Expertise

Not Evangelism

Friday, January 21, 2011

Lapses, Relapses and Celebrating Success

There's a phrase I like, a lapse is not a relapse, meaning that a single slip-up is not evidence of habitual, systemic behaviour. One small misdemeanour does not undo months and years of work.

Being environmental, as I've said before, is a continuum, a gradient. There are shades of green. It's simply not a black-and-white thing.

So when we slip-up (and we do, being human), it doesn't stop us being environmentalists. It doesn't change our core principles, our beliefs.

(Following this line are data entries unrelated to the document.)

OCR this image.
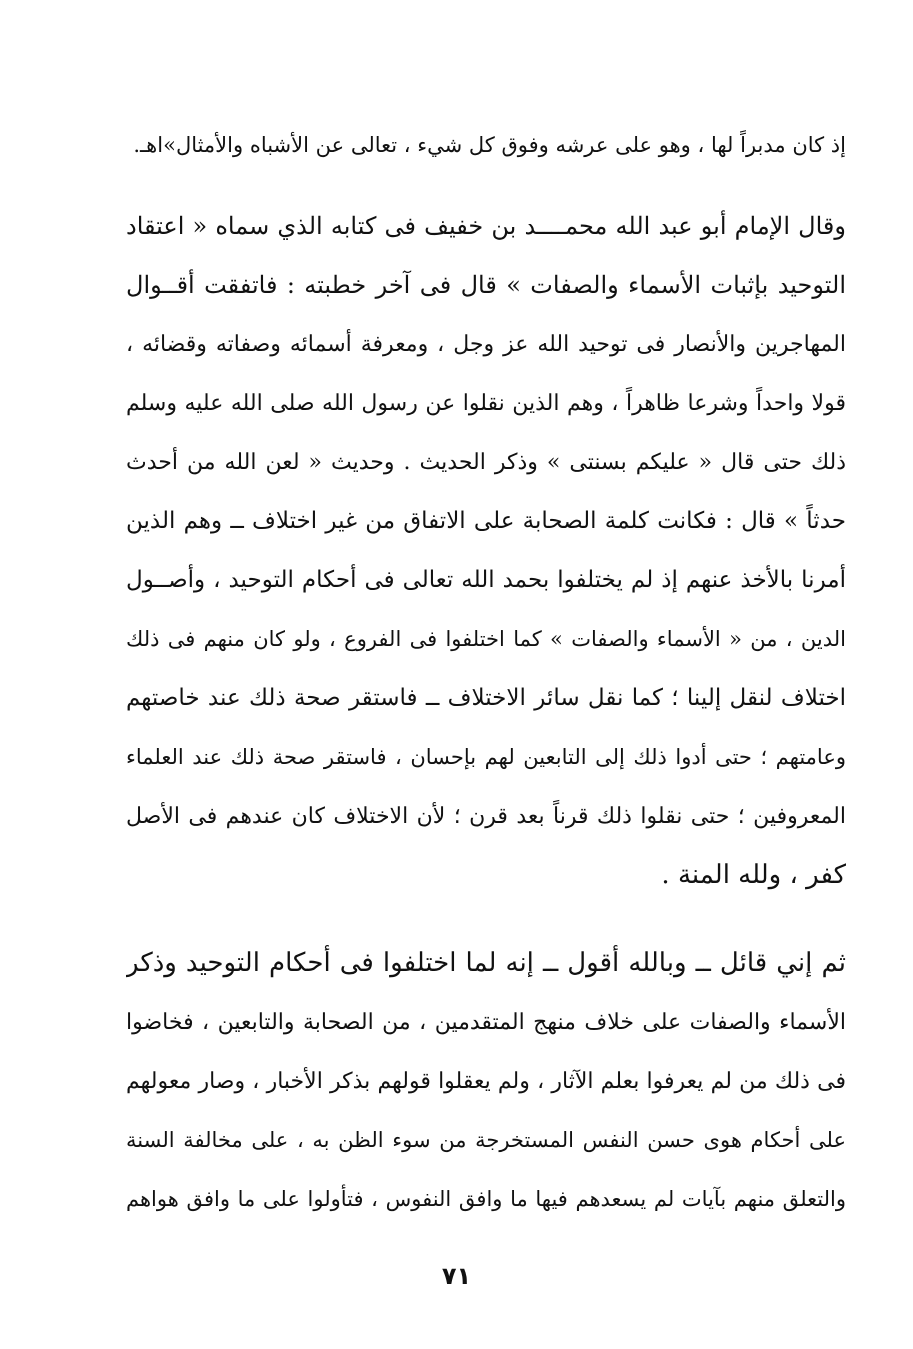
إذ كان مدبراً لها ، وهو على عرشه وفوق كل شيء ، تعالى عن الأشباه والأمثال»اهـ.
وقال الإمام أبو عبد الله محمــــد بن خفيف فى كتابه الذي سماه « اعتقاد
التوحيد بإثبات الأسماء والصفات » قال فى آخر خطبته : فاتفقت أقــوال
المهاجرين والأنصار فى توحيد الله عز وجل ، ومعرفة أسمائه وصفاته وقضائه ،
قولا واحداً وشرعا ظاهراً ، وهم الذين نقلوا عن رسول الله صلى الله عليه وسلم
ذلك حتى قال « عليكم بسنتى » وذكر الحديث . وحديث « لعن الله من أحدث
حدثاً » قال : فكانت كلمة الصحابة على الاتفاق من غير اختلاف ــ وهم الذين
أمرنا بالأخذ عنهم إذ لم يختلفوا بحمد الله تعالى فى أحكام التوحيد ، وأصــول
الدين ، من « الأسماء والصفات » كما اختلفوا فى الفروع ، ولو كان منهم فى ذلك
اختلاف لنقل إلينا ؛ كما نقل سائر الاختلاف ــ فاستقر صحة ذلك عند خاصتهم
وعامتهم ؛ حتى أدوا ذلك إلى التابعين لهم بإحسان ، فاستقر صحة ذلك عند العلماء
المعروفين ؛ حتى نقلوا ذلك قرناً بعد قرن ؛ لأن الاختلاف كان عندهم فى الأصل
كفر ، ولله المنة .
ثم إني قائل ــ وبالله أقول ــ إنه لما اختلفوا فى أحكام التوحيد وذكر
الأسماء والصفات على خلاف منهج المتقدمين ، من الصحابة والتابعين ، فخاضوا
فى ذلك من لم يعرفوا بعلم الآثار ، ولم يعقلوا قولهم بذكر الأخبار ، وصار معولهم
على أحكام هوى حسن النفس المستخرجة من سوء الظن به ، على مخالفة السنة
والتعلق منهم بآيات لم يسعدهم فيها ما وافق النفوس ، فتأولوا على ما وافق هواهم
٧١
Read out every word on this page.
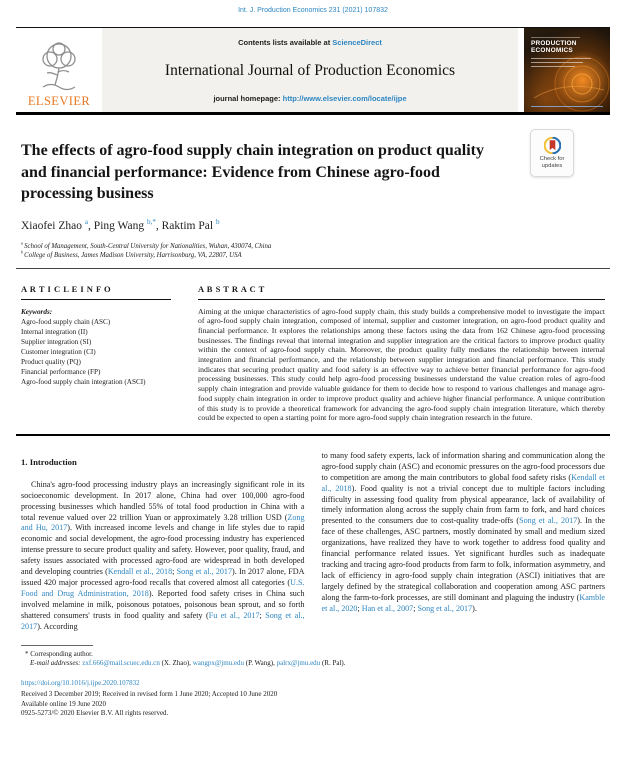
Int. J. Production Economics 231 (2021) 107832
ELSEVIER
Contents lists available at ScienceDirect
International Journal of Production Economics
journal homepage: http://www.elsevier.com/locate/ijpe
PRODUCTION ECONOMICS
Check for updates
The effects of agro-food supply chain integration on product quality and financial performance: Evidence from Chinese agro-food processing business
Xiaofei Zhao $^a$, Ping Wang $^{b,*}$, Raktim Pal $^b$
$^a$ School of Management, South-Central University for Nationalities, Wuhan, 430074, China
$^b$ College of Business, James Madison University, Harrisonburg, VA, 22807, USA
A R T I C L E I N F O
Keywords:
Agro-food supply chain (ASC)
Internal integration (II)
Supplier integration (SI)
Customer integration (CI)
Product quality (PQ)
Financial performance (FP)
Agro-food supply chain integration (ASCI)
A B S T R A C T
Aiming at the unique characteristics of agro-food supply chain, this study builds a comprehensive model to investigate the impact of agro-food supply chain integration, composed of internal, supplier and customer integration, on agro-food product quality and financial performance. It explores the relationships among these factors using the data from 162 Chinese agro-food processing businesses. The findings reveal that internal integration and supplier integration are the critical factors to improve product quality within the context of agro-food supply chain. Moreover, the product quality fully mediates the relationship between internal integration and financial performance, and the relationship between supplier integration and financial performance. This study indicates that securing product quality and food safety is an effective way to achieve better financial performance for agro-food processing businesses. This study could help agro-food processing businesses understand the value creation roles of agro-food supply chain integration and provide valuable guidance for them to decide how to respond to various challenges and manage agro-food supply chain integration in order to improve product quality and achieve higher financial performance. A unique contribution of this study is to provide a theoretical framework for advancing the agro-food supply chain integration literature, which thereby could be expected to open a starting point for more agro-food supply chain integration research in the future.
1. Introduction

China's agro-food processing industry plays an increasingly significant role in its socioeconomic development. In 2017 alone, China had over 100,000 agro-food processing businesses which handled 55% of total food production in China with a total revenue valued over 22 trillion Yuan or approximately 3.28 trillion USD (Zong and Hu, 2017). With increased income levels and change in life styles due to rapid economic and social development, the agro-food processing industry has experienced intense pressure to secure product quality and safety. However, poor quality, fraud, and safety issues associated with processed agro-food are widespread in both developed and developing countries (Kendall et al., 2018; Song et al., 2017). In 2017 alone, FDA issued 420 major processed agro-food recalls that covered almost all categories (U.S. Food and Drug Administration, 2018). Reported food safety crises in China such involved melamine in milk, poisonous potatoes, poisonous bean sprout, and so forth shattered consumers' trusts in food quality and safety (Fu et al., 2017; Song et al., 2017). According

to many food safety experts, lack of information sharing and communication along the agro-food supply chain (ASC) and economic pressures on the agro-food processors due to competition are among the main contributors to global food safety risks (Kendall et al., 2018). Food quality is not a trivial concept due to multiple factors including difficulty in assessing food quality from physical appearance, lack of availability of timely information along across the supply chain from farm to fork, and hard choices presented to the consumers due to cost-quality trade-offs (Song et al., 2017). In the face of these challenges, ASC partners, mostly dominated by small and medium sized organizations, have realized they have to work together to address food quality and financial performance related issues. Yet significant hurdles such as inadequate tracking and tracing agro-food products from farm to folk, information asymmetry, and lack of efficiency in agro-food supply chain integration (ASCI) initiatives that are largely defined by the strategical collaboration and cooperation among ASC partners along the farm-to-fork processes, are still dominant and plaguing the industry (Kamble et al., 2020; Han et al., 2007; Song et al., 2017).

* Corresponding author.
E-mail addresses: zxf.666@mail.scuec.edu.cn (X. Zhao), wangpx@jmu.edu (P. Wang), palrx@jmu.edu (R. Pal).
https://doi.org/10.1016/j.ijpe.2020.107832
Received 3 December 2019; Received in revised form 1 June 2020; Accepted 10 June 2020
Available online 19 June 2020
0925-5273/© 2020 Elsevier B.V. All rights reserved.
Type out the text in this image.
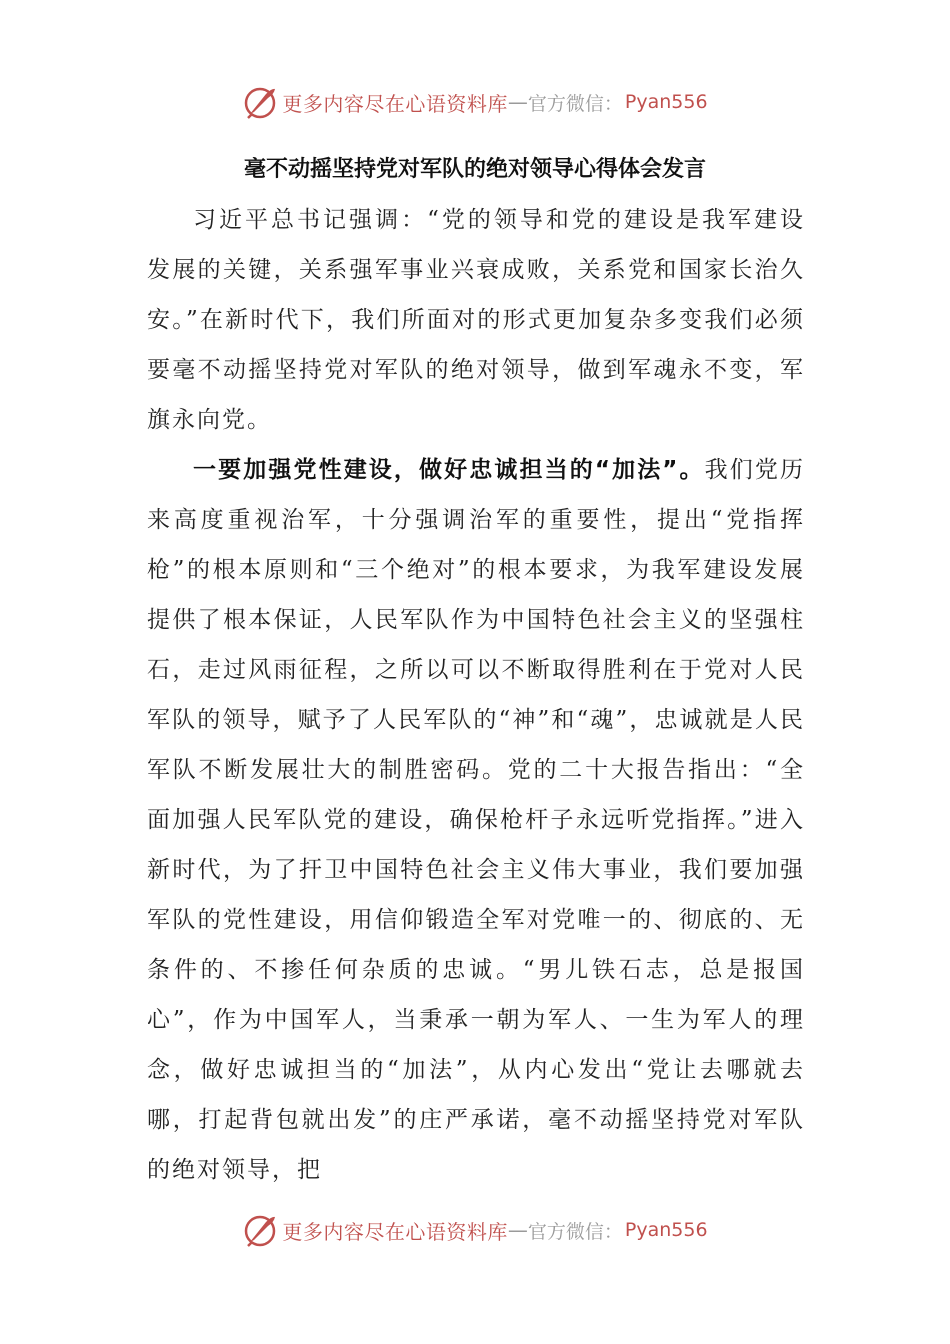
更多内容尽在心语资料库 — 官方微信： Pyan556
毫不动摇坚持党对军队的绝对领导心得体会发言

习近平总书记强调：“党的领导和党的建设是我军建设发展的关键，关系强军事业兴衰成败，关系党和国家长治久安。”在新时代下，我们所面对的形式更加复杂多变我们必须要毫不动摇坚持党对军队的绝对领导，做到军魂永不变，军旗永向党。

一要加强党性建设，做好忠诚担当的“加法”。我们党历来高度重视治军，十分强调治军的重要性，提出“党指挥枪”的根本原则和“三个绝对”的根本要求，为我军建设发展提供了根本保证，人民军队作为中国特色社会主义的坚强柱石，走过风雨征程，之所以可以不断取得胜利在于党对人民军队的领导，赋予了人民军队的“神”和“魂”，忠诚就是人民军队不断发展壮大的制胜密码。党的二十大报告指出：“全面加强人民军队党的建设，确保枪杆子永远听党指挥。”进入新时代，为了扞卫中国特色社会主义伟大事业，我们要加强军队的党性建设，用信仰锻造全军对党唯一的、彻底的、无条件的、不掺任何杂质的忠诚。“男儿铁石志，总是报国心”，作为中国军人，当秉承一朝为军人、一生为军人的理念，做好忠诚担当的“加法”，从内心发出“党让去哪就去哪，打起背包就出发”的庄严承诺，毫不动摇坚持党对军队的绝对领导，把

更多内容尽在心语资料库 — 官方微信： Pyan556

Sure, there are those detractors who are all too willing to fall upon our slip-ups, usually as evidence that we can't be truly environmental because we've had a small lapse.

A Lapse of my Own

Last week, I was spotted (outed!) walking out of a supermarket with a carrier bag. Yes, I was caught there unexpectedly; my wife had asked me to get more things. I didn't have my reusable bags with me. And believe me, it hurt no one as much as it did me to take one of the carrier bags that I've avoided for years. But that doesn't take away from the fact that I've been consciously - actively - taking a position on this for years. Refusing bags at every turn. Using boxes. Carrying my own bags made out of canvas or linen.

Whatever the reasons, it was still a lapse.

And I've been vocal about my choices over the years - not criticising others, so much as sharing my own principles - so there are those that are quite happy to pick me up on it when I slip up. Which is fine. So long as I have a reason for my behaviour - and I mean a reason rather than an excuse - then I'm comfortable answering their questions. I have nothing to be defensive about. My principles are intact.

These are my own principles, after all. I live by them because I chose to. When I compromise them, or fail to meet them, I'm answerable to the highest authority in my life - myself. Compared to that, there's not much anyone else can say (but they do).

Dealing with a Lapse

All of us at some time may - despite our best intentions - just fall a little short of our own personal standards. We can't do everything, not all the time at any rate. And we needn't kick ourselves for our little lapses. We can celebrate what we do, not castigate ourselves for what we don't.

That doesn't mean we get to hide our mistakes. We have to admit to them, and figure out why they happened, so we can stop them happening again.

Over on TreeHugger, they put it like this:
...[when] you slip up (or just plain can't be bothered), don't fall into a state of depression or despair. Just analyze what factors contributed to you falling short of your goals or intentions, and then figure out ways to circumvent those circumstances next time.
(from The Lost Eco-Art of Cutting Yourself Some Slack)

My commentator was kind enough to say that seeing me with a supermarket carrier bag is something he hasn't seen in nearly a decade. Which is kind of proof that my efforts are being noticed, are making a difference. But I'm not going to lose sleep over it. On balance, I'm happy with my choices and my positive actions. If I pick up a carrier bag occasionally, if I miss recycling something every now and again, I still believe in the same things.  I'm going to keep doing what I do.

A lapse, after all, is not a relapse.